​WTI near $52, set for biggest weekly gain in two years

Oil headed for its biggest weekly increase in two years in New York as OPEC cutbacks reined in supply while reassurance from the Federal Reserve buoyed the outlook for demand.

Futures returned to a bull market this week after recovering about 20 percent from the lows reached in December. Saudi Arabia gave assurances on Wednesday that the production cuts by OPEC and its partners starting this month will be deep enough to prevent any surplus.

Nonetheless, crude remains 30 percent below the four-year high it hit in October as U.S. shale output continues to surge and China’s economy shows signs of slowing.

“The mood brightens, and the market realizes that the world economy and oil demand are not grinding to a halt,” said Norbert Ruecker, head of macro and commodity research at Julius Baer Group Ltd. in Zurich. “Moreover, there is confidence that the petro-nations will cut supplies as promised to balance the market.”

West Texas Intermediate for February delivery slipped 34 cents to $52.25 a barrel on the New York Mercantile Exchange as of 8:46 a.m. local time. It has added 9 percent this week, the biggest increase since December 2016, and a nine-day run of gains through Thursday was the longest since 2010.

Brent for March settlement fell 47 cents to $61.21 a barrel on the ICE Futures Europe Exchange, bringing its weekly advance to 7.3 percent. Earlier in the day, it had been on track for a record-setting 10-day run of increases. The global benchmark crude traded at a premium of $8.62 a barrel to WTI for the same month.

Trade Talks

Crude’s direction in the coming weeks may be determined by whether the Organization of Petroleum Exporting Countries, and allies including Russia, implement output cuts they have promised for the first six months of 2019. Also crucial will be the outcome of trade negotiations between the U.S. and China -- the world’s two biggest economies.
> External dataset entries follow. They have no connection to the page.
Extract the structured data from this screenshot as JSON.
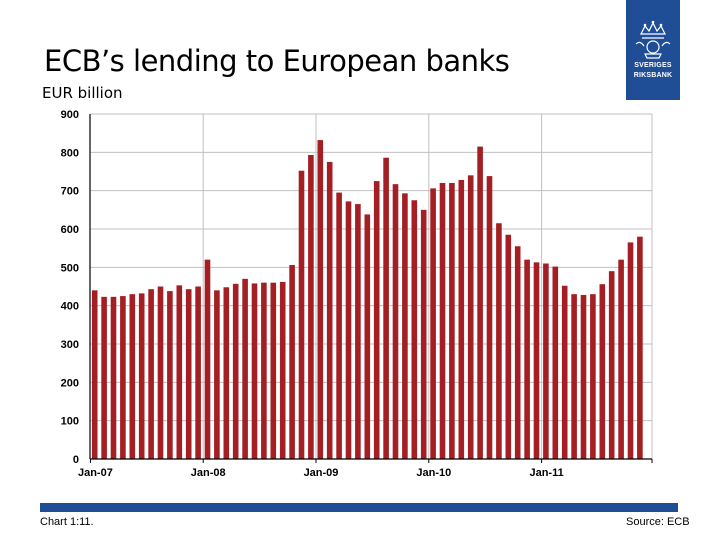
{
  "header": {
    "title": "ECB’s lending to European banks",
    "unit": "EUR billion"
  },
  "logo": {
    "line1": "SVERIGES",
    "line2": "RIKSBANK"
  },
  "footer": {
    "chart_number": "Chart 1:11.",
    "source": "Source: ECB"
  },
  "colors": {
    "bar": "#a41f24",
    "grid": "#c0c0c0",
    "brand": "#1f4e96"
  },
  "chart_data": {
    "type": "bar",
    "title": "ECB’s lending to European banks",
    "ylabel": "EUR billion",
    "ylim": [
      0,
      900
    ],
    "yticks": [
      0,
      100,
      200,
      300,
      400,
      500,
      600,
      700,
      800,
      900
    ],
    "x_tick_labels": [
      "Jan-07",
      "Jan-08",
      "Jan-09",
      "Jan-10",
      "Jan-11"
    ],
    "x_tick_indices": [
      0,
      12,
      24,
      36,
      48
    ],
    "grid": true,
    "values": [
      440,
      423,
      423,
      425,
      430,
      432,
      443,
      450,
      438,
      453,
      443,
      450,
      520,
      440,
      448,
      457,
      470,
      458,
      460,
      460,
      462,
      506,
      752,
      793,
      832,
      775,
      695,
      672,
      665,
      638,
      725,
      786,
      717,
      693,
      675,
      650,
      706,
      720,
      720,
      728,
      740,
      815,
      738,
      615,
      585,
      555,
      520,
      513,
      510,
      502,
      452,
      430,
      428,
      430,
      456,
      490,
      520,
      565,
      580
    ]
  }
}
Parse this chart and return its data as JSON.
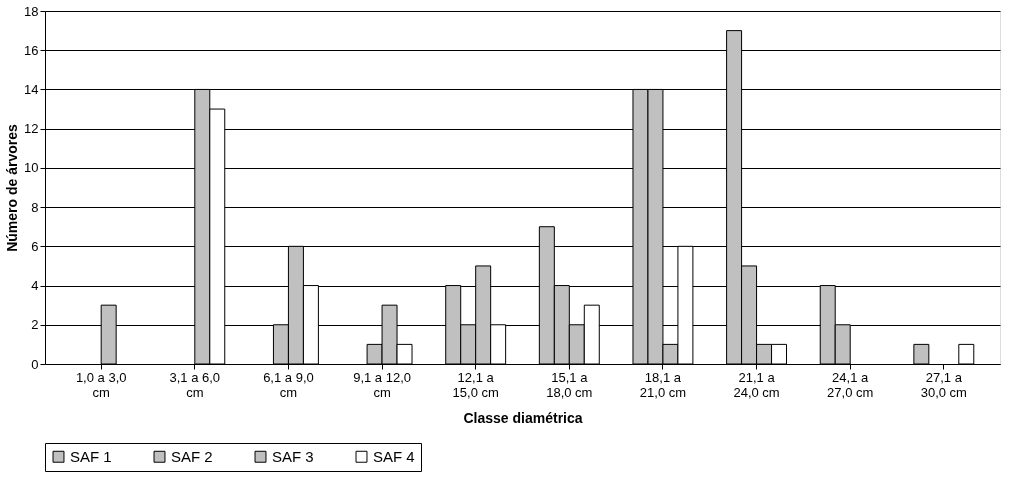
{
  "chart_data": {
    "type": "bar",
    "xlabel": "Classe diamétrica",
    "ylabel": "Número de árvores",
    "categories": [
      "1,0 a 3,0\ncm",
      "3,1 a 6,0\ncm",
      "6,1 a 9,0\ncm",
      "9,1 a 12,0\ncm",
      "12,1 a\n15,0 cm",
      "15,1  a\n18,0 cm",
      "18,1 a\n21,0 cm",
      "21,1 a\n24,0 cm",
      "24,1 a\n27,0 cm",
      "27,1 a\n30,0 cm"
    ],
    "series": [
      {
        "name": "SAF 1",
        "color": "#c0c0c0",
        "values": [
          null,
          null,
          null,
          null,
          4,
          7,
          14,
          17,
          4,
          1
        ]
      },
      {
        "name": "SAF 2",
        "color": "#c0c0c0",
        "values": [
          null,
          null,
          2,
          1,
          2,
          4,
          14,
          5,
          2,
          null
        ]
      },
      {
        "name": "SAF 3",
        "color": "#c0c0c0",
        "values": [
          3,
          14,
          6,
          3,
          5,
          2,
          1,
          1,
          null,
          null
        ]
      },
      {
        "name": "SAF 4",
        "color": "#ffffff",
        "values": [
          null,
          13,
          4,
          1,
          2,
          3,
          6,
          1,
          null,
          1
        ]
      }
    ],
    "ylim": [
      0,
      18
    ],
    "yticks": [
      0,
      2,
      4,
      6,
      8,
      10,
      12,
      14,
      16,
      18
    ],
    "grid": "y",
    "legend": "bottom"
  }
}
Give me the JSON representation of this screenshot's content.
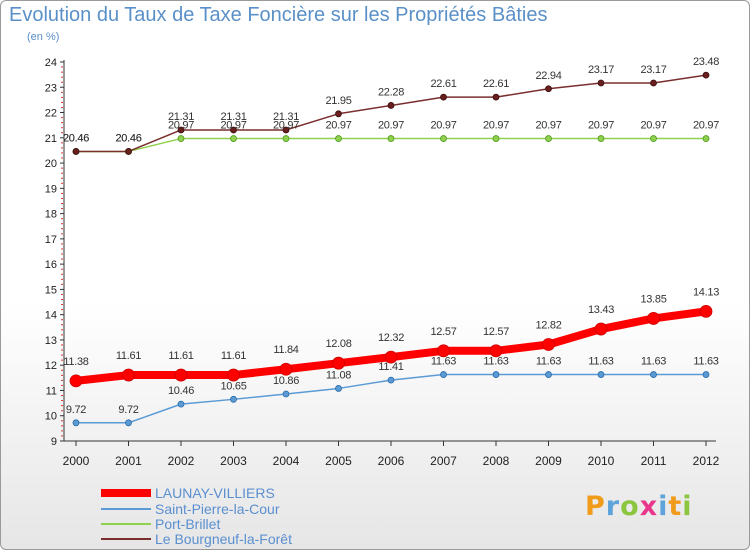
{
  "title": "Evolution du Taux de Taxe Foncière sur les Propriétés Bâties",
  "unit_label": "(en %)",
  "logo": "Proxiti",
  "chart_data": {
    "type": "line",
    "x": [
      "2000",
      "2001",
      "2002",
      "2003",
      "2004",
      "2005",
      "2006",
      "2007",
      "2008",
      "2009",
      "2010",
      "2011",
      "2012"
    ],
    "ylim": [
      9,
      24
    ],
    "yticks": [
      "9",
      "10",
      "11",
      "12",
      "13",
      "14",
      "15",
      "16",
      "17",
      "18",
      "19",
      "20",
      "21",
      "22",
      "23",
      "24"
    ],
    "grid": false,
    "legend": "bottom-left",
    "series": [
      {
        "name": "LAUNAY-VILLIERS",
        "color": "#ff0000",
        "values": [
          11.38,
          11.61,
          11.61,
          11.61,
          11.84,
          12.08,
          12.32,
          12.57,
          12.57,
          12.82,
          13.43,
          13.85,
          14.13
        ],
        "labels": [
          "11.38",
          "11.61",
          "11.61",
          "11.61",
          "11.84",
          "12.08",
          "12.32",
          "12.57",
          "12.57",
          "12.82",
          "13.43",
          "13.85",
          "14.13"
        ]
      },
      {
        "name": "Saint-Pierre-la-Cour",
        "color": "#5b9bd5",
        "values": [
          9.72,
          9.72,
          10.46,
          10.65,
          10.86,
          11.08,
          11.41,
          11.63,
          11.63,
          11.63,
          11.63,
          11.63,
          11.63
        ],
        "labels": [
          "9.72",
          "9.72",
          "10.46",
          "10.65",
          "10.86",
          "11.08",
          "11.41",
          "11.63",
          "11.63",
          "11.63",
          "11.63",
          "11.63",
          "11.63"
        ]
      },
      {
        "name": "Port-Brillet",
        "color": "#8fd14f",
        "values": [
          20.46,
          20.46,
          20.97,
          20.97,
          20.97,
          20.97,
          20.97,
          20.97,
          20.97,
          20.97,
          20.97,
          20.97,
          20.97
        ],
        "labels": [
          "20.46",
          "20.46",
          "20.97",
          "20.97",
          "20.97",
          "20.97",
          "20.97",
          "20.97",
          "20.97",
          "20.97",
          "20.97",
          "20.97",
          "20.97"
        ]
      },
      {
        "name": "Le Bourgneuf-la-Forêt",
        "color": "#7a2e2e",
        "values": [
          20.46,
          20.46,
          21.31,
          21.31,
          21.31,
          21.95,
          22.28,
          22.61,
          22.61,
          22.94,
          23.17,
          23.17,
          23.48
        ],
        "labels": [
          "20.46",
          "20.46",
          "21.31",
          "21.31",
          "21.31",
          "21.95",
          "22.28",
          "22.61",
          "22.61",
          "22.94",
          "23.17",
          "23.17",
          "23.48"
        ]
      }
    ]
  }
}
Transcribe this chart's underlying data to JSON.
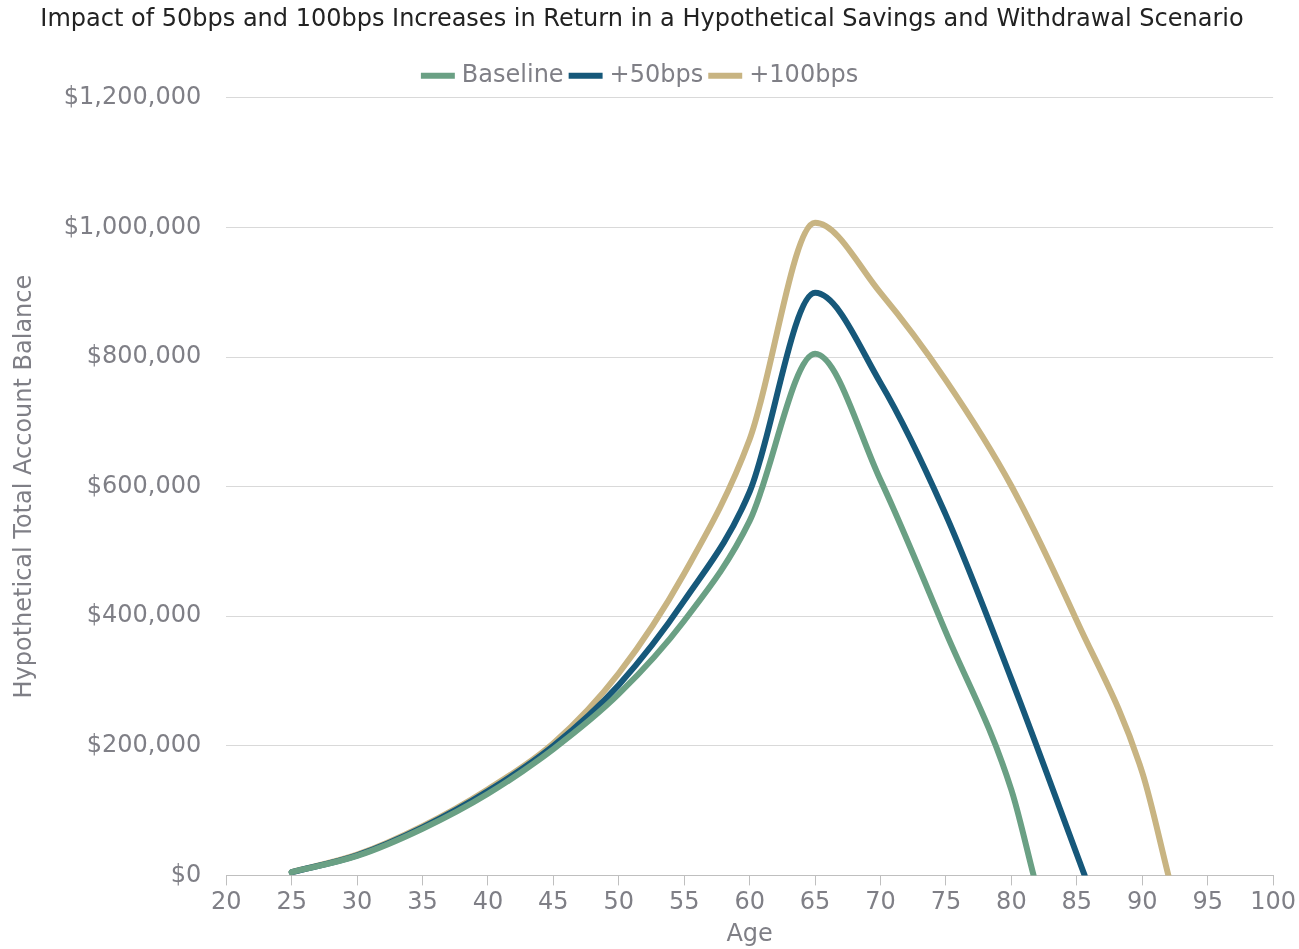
{
  "chart_data": {
    "type": "line",
    "title": "Impact of 50bps and 100bps Increases in Return in a Hypothetical Savings and Withdrawal Scenario",
    "xlabel": "Age",
    "ylabel": "Hypothetical Total Account Balance",
    "xlim": [
      20,
      100
    ],
    "xticks": [
      20,
      25,
      30,
      35,
      40,
      45,
      50,
      55,
      60,
      65,
      70,
      75,
      80,
      85,
      90,
      95,
      100
    ],
    "ylim": [
      0,
      1200000
    ],
    "yticks": [
      {
        "value": 0,
        "label": "$0"
      },
      {
        "value": 200000,
        "label": "$200,000"
      },
      {
        "value": 400000,
        "label": "$400,000"
      },
      {
        "value": 600000,
        "label": "$600,000"
      },
      {
        "value": 800000,
        "label": "$800,000"
      },
      {
        "value": 1000000,
        "label": "$1,000,000"
      },
      {
        "value": 1200000,
        "label": "$1,200,000"
      }
    ],
    "grid": "y",
    "legend": "top",
    "marker": "none",
    "line_style": "solid",
    "series": [
      {
        "name": "Baseline",
        "color": "#6aa084",
        "x": [
          25,
          30,
          35,
          40,
          45,
          50,
          55,
          60,
          65,
          70,
          75,
          80,
          81.7
        ],
        "values": [
          5000,
          30000,
          72000,
          126000,
          195000,
          280000,
          393000,
          547000,
          805000,
          610000,
          375000,
          132000,
          0
        ]
      },
      {
        "name": "+50bps",
        "color": "#16587a",
        "x": [
          25,
          30,
          35,
          40,
          45,
          50,
          55,
          60,
          65,
          70,
          75,
          80,
          85.6
        ],
        "values": [
          5000,
          31000,
          74000,
          130000,
          200000,
          294000,
          424000,
          592000,
          899000,
          760000,
          556000,
          303000,
          0
        ]
      },
      {
        "name": "+100bps",
        "color": "#c8b482",
        "x": [
          25,
          30,
          35,
          40,
          45,
          50,
          55,
          60,
          65,
          70,
          75,
          80,
          85,
          90,
          92
        ],
        "values": [
          5000,
          32000,
          76000,
          133000,
          204000,
          312000,
          466000,
          673000,
          1007000,
          899000,
          764000,
          601000,
          393000,
          159000,
          0
        ]
      }
    ]
  }
}
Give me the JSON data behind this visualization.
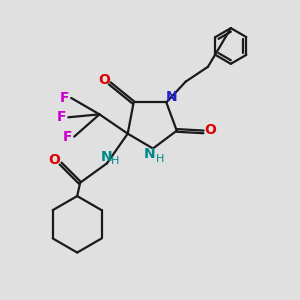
{
  "bg_color": "#e0e0e0",
  "bond_color": "#1a1a1a",
  "N_color": "#2020cc",
  "O_color": "#dd0000",
  "F_color": "#cc00cc",
  "NH_color": "#008888",
  "lw": 1.6,
  "xlim": [
    0,
    10
  ],
  "ylim": [
    0,
    10
  ]
}
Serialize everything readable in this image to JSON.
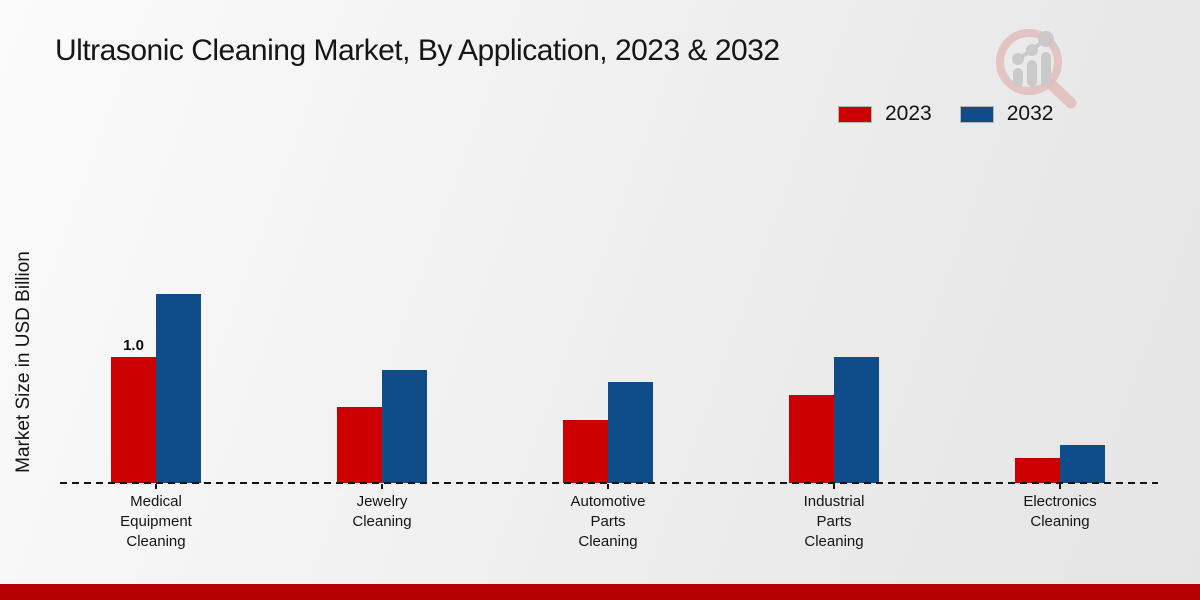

A deal between the nations could boost flagging global growth that underpins oil demand.

Saudi Arabian Energy Minister Khalid Al-Falih said on Wednesday that the cut of 1.2 million barrels a day agreed by the OPEC+ coalition will be sufficient to balance markets, and that the group is prepared for further action if it proves inadequate.

“Sentiment in the oil market has turned around this week,” said Jens Naervig Pedersen, senior analyst at Danske Bank A/S in Copenhagen. The reversal “is on the back of a combination of OPEC+ production cuts taking effect, a stabilization in risk sentiment in equity markets and a weaker dollar. In addition, the oil market will be monitoring trade talks, which seem to progress slowly.”

Uncertainty Persists

While recent progress seen in U.S.-China talks has lifted investor sentiment, global financial markets are still struggling to decipher what exactly may have been promised in their negotiations this week.

China’s Ministry of Commerce said Thursday that the talks between the two sides were “extensive, in-depth and detailed” and laid the foundation for a resolution. Chinese Vice Premier Liu He is likely to travel to the U.S. later this month to meet with U.S. Trade Representative Robert Lighthizer and Treasury Secretary Steven Mnuchin.

Meanwhile, dovish commentary by Fed Chairman Jerome Powell and his deputy Richard Clarida has added to positive investor sentiment. They said that the central bank will be especially cautious about pushing ahead with interest-rate increases after raising them four times last year.